E oltre all’umiltà, serve sincerità. Gli elettori, che sono più maturi di quanto la politica pensi, non si aspettano la rivoluzione in una settimane, perché sanno che l’Italia si porta dietro da decenni un fardello di problemi irrisolti, ma sono sempre più severi, giustamente, circa le promesse elettorali che poi non vengono mantenute.

Vista la complessità di questo Paese, più maltrattato che ben gestito dai vari governi, è auspicabile procedere a piccoli passi, ma senza tornare mai indietro, invece di lanciarsi in fughe in avanti salvo poi dover fare delle retromarce imbarazzanti.

I punti essenziali di un programma di governo di centrodestra non possono che essere le riforme politiche (presidenzialismo e rafforzamento del bipolarismo), le riforme economiche, necessarie per snellire e rendere efficiente la macchina statale con inevitabili ricadute positive sulla libertà d’impresa e sui lavoratori.
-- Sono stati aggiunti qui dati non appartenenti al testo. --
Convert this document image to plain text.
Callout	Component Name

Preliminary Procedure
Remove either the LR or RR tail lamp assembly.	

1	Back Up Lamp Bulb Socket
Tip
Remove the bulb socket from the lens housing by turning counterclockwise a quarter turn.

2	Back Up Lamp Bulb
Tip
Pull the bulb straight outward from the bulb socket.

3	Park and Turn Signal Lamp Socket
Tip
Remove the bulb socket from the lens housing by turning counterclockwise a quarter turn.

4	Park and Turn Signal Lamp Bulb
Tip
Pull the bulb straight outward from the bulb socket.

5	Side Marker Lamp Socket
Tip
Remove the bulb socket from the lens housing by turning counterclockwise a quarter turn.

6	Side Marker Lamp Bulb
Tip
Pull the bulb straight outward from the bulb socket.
Non ci possono essere dubbi sulla scelta di campo occidentale e atlantica. Se è vero che si può anche in buona parte ignorare chi alimenta strumentalmente lo spauracchio della destra sovranista e putiniana, è tuttavia opportuno non offrire argomenti ad un certo tipo di propaganda.

Con il centrodestra a Palazzo Chigi gli italiani non dovrebbero subire più la mortificazione delle libertà, personali ed economiche, patita durante la pandemia e i governi di Giuseppe Conte e di Mario Draghi. Nessuno spazio per scopiazzature del modello cinese.

Il rischio impasse

C’è anche il rischio, tuttavia, che si ripresenti un risultato simile a quello del 2018, senza alcun vincitore certo. C’è chi spera in una nuova impasse così da propinare al Paese l’ennesimo governo eterogeneo e magari guidato da un nuovo “salvatore della patria”, ma Dio ce ne scampi e liberi.

Molto dipenderà da come Meloni, Salvini e Berlusconi avranno giocato le loro carte in campagna elettorale e dalla sincerità o meno del loro accordo.